Two brave swans have detached themselves from the others and are floating with seeming effortlessness and majestic dignity to the east across the middle of the lake. As if in parody or Napoleonesque competition two ducks are doing the same, but east to west. Thoreau had it right with Walden: small lake or pond is an entire world. I can’t stop watching and writing.
Just interrupted by a very nice man, Indian, who teaches economics at a small college 45 miles south of
With the wind rising and more clouds, the clear reflection of the mountain has been dispelled. It’s now just a shadow hovering in the lake.
So it is with thought: clear one moment, troubled and fragmented the next. The mind is an amazing thing, the way it moves from point to point along a chain of associations very hidden from us. It’s fascinating.
Yesterday, I saw growing in the swampy area that’s a nature reserve of some sort near here a flower whose name I can never recall. I have more and more difficulty in this regard. I know the name, and know that I know it. But I can’t grab the elusive silver fish that I can just see, now and again, flashing through the deepest pools of my mind.
What helps, I find, is to let associations—no matter how far-fetched—lead me there. I did that the other day as I wrote about something blue as a borage flower. Maddeningly, couldn’t identify the plant, couldn’t call its name.
I could see it in my mind’s eye, taste it, feel its fuzz on the tongue, appreciate the cool cucumbery aroma it gives to a glass of lemonade. My mind began with cucumber, and then moved along a path of herbs starting with c—coriander, cardamom, chervil.
But that didn’t do it. I had to let the process lie fallow, or, better, go underground. And that’s where it becomes mysterious.
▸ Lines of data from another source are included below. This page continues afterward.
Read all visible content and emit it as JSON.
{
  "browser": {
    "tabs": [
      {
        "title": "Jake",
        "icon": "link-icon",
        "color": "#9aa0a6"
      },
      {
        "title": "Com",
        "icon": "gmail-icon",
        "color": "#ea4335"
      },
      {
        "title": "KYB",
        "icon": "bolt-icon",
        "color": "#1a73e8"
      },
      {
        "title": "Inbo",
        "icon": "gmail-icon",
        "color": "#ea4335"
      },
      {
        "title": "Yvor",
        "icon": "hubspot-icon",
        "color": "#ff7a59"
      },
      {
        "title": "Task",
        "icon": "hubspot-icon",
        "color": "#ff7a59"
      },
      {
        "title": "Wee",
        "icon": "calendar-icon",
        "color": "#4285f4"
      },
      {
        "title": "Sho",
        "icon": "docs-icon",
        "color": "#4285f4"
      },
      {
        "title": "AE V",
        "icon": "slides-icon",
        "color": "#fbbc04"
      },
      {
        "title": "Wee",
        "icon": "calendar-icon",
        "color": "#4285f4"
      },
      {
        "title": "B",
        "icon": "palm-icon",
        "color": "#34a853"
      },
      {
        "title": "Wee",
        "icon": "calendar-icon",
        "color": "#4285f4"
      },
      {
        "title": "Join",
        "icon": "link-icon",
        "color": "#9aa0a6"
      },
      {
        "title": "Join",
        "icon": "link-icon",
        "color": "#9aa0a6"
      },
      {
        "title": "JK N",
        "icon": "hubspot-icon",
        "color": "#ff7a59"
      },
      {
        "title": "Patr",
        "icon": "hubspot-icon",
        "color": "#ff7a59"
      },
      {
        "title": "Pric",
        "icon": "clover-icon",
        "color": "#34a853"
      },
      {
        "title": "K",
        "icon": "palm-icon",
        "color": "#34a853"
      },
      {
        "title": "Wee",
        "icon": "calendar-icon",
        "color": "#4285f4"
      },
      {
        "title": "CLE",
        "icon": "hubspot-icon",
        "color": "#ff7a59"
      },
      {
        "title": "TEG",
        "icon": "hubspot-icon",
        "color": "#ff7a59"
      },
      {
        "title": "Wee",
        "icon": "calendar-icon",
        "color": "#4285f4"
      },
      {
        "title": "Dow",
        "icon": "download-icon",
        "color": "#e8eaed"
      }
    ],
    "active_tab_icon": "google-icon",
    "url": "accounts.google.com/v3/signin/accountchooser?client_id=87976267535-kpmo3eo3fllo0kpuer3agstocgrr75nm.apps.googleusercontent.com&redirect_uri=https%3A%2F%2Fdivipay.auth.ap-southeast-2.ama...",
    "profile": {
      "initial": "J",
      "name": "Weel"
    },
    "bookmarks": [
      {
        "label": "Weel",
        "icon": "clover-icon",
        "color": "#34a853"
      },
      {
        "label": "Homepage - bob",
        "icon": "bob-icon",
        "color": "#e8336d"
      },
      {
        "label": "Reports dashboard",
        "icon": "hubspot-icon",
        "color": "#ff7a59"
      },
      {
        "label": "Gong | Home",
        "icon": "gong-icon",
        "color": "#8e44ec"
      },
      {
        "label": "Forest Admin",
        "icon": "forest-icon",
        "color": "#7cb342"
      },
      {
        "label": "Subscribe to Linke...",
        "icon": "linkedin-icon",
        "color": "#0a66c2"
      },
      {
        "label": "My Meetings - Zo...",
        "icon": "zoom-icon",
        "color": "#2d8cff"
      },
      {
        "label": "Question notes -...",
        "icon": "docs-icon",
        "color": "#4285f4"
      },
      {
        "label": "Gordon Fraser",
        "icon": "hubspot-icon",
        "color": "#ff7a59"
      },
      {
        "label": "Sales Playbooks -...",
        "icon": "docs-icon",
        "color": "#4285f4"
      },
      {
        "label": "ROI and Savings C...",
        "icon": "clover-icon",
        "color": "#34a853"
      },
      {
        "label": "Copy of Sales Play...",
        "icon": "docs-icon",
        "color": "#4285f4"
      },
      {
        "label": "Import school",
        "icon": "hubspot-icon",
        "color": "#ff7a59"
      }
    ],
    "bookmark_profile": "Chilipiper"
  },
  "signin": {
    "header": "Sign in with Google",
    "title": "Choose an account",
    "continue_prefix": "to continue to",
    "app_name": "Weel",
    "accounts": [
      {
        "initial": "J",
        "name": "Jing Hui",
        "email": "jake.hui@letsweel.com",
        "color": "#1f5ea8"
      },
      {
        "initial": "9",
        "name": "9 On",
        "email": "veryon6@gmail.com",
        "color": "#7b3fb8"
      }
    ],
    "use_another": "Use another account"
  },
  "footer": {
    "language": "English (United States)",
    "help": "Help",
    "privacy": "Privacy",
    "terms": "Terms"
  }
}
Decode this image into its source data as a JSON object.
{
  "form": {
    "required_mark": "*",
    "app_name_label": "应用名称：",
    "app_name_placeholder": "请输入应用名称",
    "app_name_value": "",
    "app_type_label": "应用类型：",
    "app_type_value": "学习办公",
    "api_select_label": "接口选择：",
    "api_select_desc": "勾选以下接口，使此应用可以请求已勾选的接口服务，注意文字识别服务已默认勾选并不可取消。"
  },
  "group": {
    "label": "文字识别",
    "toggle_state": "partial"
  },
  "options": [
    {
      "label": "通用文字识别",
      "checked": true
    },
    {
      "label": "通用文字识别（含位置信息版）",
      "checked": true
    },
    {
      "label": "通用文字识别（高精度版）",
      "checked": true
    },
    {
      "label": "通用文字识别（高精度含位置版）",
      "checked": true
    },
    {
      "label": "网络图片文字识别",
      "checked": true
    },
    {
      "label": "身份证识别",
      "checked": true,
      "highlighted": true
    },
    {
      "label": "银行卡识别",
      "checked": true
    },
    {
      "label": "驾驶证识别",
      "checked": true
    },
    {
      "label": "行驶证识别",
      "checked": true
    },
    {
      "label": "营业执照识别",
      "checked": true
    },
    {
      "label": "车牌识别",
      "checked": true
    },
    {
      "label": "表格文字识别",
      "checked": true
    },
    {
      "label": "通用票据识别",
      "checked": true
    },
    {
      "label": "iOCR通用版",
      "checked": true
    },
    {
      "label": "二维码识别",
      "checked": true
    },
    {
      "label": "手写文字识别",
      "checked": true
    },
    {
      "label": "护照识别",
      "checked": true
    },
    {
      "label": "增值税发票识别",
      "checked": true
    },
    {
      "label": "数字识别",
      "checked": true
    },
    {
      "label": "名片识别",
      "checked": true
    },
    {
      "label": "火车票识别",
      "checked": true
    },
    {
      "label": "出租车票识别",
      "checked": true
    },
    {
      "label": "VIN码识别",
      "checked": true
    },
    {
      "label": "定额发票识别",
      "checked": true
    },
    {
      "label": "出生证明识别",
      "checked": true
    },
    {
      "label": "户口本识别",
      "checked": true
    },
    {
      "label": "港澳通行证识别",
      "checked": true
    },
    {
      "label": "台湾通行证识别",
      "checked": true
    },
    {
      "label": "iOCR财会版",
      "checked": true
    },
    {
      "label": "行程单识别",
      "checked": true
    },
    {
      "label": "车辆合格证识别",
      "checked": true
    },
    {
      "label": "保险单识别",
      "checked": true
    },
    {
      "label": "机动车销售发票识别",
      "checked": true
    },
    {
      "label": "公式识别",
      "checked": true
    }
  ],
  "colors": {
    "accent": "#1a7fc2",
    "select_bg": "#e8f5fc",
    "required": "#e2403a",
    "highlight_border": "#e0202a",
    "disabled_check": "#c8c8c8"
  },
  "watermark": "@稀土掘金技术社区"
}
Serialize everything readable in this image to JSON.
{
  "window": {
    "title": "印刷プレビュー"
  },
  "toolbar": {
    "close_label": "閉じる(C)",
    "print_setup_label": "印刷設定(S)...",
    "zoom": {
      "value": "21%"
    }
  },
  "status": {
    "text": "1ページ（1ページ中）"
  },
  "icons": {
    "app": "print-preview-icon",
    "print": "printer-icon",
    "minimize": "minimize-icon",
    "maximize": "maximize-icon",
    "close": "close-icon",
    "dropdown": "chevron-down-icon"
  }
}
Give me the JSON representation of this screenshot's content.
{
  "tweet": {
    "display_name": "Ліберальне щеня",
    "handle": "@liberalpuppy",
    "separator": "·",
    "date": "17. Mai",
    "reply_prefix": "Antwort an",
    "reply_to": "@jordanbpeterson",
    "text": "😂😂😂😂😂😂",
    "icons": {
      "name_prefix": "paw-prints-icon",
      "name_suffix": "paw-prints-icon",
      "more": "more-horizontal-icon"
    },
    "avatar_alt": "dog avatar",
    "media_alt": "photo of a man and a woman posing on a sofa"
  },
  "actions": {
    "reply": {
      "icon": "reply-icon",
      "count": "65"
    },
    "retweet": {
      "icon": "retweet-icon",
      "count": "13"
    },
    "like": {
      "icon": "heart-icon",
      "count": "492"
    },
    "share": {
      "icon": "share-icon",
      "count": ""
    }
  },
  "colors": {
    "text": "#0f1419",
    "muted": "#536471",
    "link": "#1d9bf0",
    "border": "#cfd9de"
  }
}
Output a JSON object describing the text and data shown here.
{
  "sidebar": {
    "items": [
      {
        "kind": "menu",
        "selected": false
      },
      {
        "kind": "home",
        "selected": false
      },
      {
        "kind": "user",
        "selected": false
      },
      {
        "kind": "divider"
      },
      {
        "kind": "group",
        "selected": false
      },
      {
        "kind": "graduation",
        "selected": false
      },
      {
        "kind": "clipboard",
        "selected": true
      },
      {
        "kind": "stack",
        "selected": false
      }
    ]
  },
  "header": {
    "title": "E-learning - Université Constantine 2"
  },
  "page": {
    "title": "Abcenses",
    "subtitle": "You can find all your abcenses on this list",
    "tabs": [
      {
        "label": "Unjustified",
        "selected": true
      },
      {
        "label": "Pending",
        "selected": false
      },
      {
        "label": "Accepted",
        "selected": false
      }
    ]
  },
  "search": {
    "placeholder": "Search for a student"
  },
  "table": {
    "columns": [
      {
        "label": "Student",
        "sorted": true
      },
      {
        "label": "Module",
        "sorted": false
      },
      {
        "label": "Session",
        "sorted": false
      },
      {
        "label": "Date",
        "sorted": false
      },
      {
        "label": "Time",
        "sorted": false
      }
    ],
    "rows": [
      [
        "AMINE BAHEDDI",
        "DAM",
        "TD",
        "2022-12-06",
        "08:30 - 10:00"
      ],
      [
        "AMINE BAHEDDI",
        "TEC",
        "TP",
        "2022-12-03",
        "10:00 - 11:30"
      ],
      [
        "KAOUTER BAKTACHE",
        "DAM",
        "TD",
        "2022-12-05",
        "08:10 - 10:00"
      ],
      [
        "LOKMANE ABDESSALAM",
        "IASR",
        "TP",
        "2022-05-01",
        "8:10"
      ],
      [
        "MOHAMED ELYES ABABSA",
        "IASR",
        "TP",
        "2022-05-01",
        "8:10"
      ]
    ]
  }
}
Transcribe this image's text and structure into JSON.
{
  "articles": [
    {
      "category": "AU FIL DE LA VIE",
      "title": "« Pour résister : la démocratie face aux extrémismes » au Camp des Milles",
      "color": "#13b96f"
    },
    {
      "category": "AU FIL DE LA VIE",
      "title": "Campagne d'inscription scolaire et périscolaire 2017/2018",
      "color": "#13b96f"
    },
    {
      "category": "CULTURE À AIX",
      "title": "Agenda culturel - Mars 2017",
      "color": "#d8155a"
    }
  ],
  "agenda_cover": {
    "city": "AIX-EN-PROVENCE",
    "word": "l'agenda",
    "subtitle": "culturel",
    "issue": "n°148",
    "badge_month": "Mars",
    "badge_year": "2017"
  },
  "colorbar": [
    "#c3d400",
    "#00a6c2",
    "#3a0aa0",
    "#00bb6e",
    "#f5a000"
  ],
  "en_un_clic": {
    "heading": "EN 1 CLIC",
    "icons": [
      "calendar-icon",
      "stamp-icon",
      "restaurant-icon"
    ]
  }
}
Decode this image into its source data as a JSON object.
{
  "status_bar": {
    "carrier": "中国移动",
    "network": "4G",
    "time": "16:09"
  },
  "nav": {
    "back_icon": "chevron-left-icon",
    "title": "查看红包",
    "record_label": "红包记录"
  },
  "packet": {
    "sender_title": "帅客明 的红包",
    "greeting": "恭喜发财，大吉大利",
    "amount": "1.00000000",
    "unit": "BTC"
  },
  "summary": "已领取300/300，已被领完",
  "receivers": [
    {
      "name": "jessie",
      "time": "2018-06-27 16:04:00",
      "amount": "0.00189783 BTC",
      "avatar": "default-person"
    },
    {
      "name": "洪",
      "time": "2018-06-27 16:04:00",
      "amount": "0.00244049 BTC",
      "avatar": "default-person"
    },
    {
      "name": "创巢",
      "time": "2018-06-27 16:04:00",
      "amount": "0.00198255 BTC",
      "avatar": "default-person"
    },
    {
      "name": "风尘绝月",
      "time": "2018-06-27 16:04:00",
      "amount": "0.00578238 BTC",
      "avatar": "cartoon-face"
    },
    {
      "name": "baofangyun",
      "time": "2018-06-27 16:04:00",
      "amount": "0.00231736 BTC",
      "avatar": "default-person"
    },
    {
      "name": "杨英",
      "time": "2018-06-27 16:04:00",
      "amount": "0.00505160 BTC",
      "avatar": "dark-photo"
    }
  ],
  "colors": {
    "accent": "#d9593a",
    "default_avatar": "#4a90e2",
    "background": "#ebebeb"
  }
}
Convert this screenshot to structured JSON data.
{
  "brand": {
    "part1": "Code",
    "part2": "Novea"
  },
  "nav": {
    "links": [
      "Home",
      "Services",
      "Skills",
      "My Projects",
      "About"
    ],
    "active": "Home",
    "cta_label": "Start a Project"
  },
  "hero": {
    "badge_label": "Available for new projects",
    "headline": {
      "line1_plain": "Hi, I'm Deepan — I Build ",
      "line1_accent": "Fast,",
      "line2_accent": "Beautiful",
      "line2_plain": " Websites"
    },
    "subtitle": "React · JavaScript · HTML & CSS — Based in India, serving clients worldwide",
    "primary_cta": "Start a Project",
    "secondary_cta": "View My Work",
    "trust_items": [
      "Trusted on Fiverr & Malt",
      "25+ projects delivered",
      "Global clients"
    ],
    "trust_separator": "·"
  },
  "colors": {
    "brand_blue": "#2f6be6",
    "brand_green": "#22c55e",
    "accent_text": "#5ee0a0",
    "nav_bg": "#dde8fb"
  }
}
How is it that, when we seem not to be thinking about something we want to retrieve inside our minds, but we nevertheless are thinking, we eventually reach the end of the chain and find the link we’re seeking?
I don’t know. I know only that I eventually emerged with the word borage. But I did so by pretending not to seek it, even as I knew that some part of my mind was madly whirring away to sort vast stores of information and retrieve the word.
It’s something like not looking at a cat. If you watch their eyes and stare rudely, they’ll snub you. They divulge the mystery of their being on their own terms, if at all.
The name I sought today was astilbe, by the way. And for some reason it came much more easily. I don’t know why this is a name I block, but I do, almost always. And yet it’s a flower I love. If it’s native to Alpine bogs, then it’s no wonder that it’s so hard to grow in the American South, whose hot, humid climate must put any Alpine plant to the test.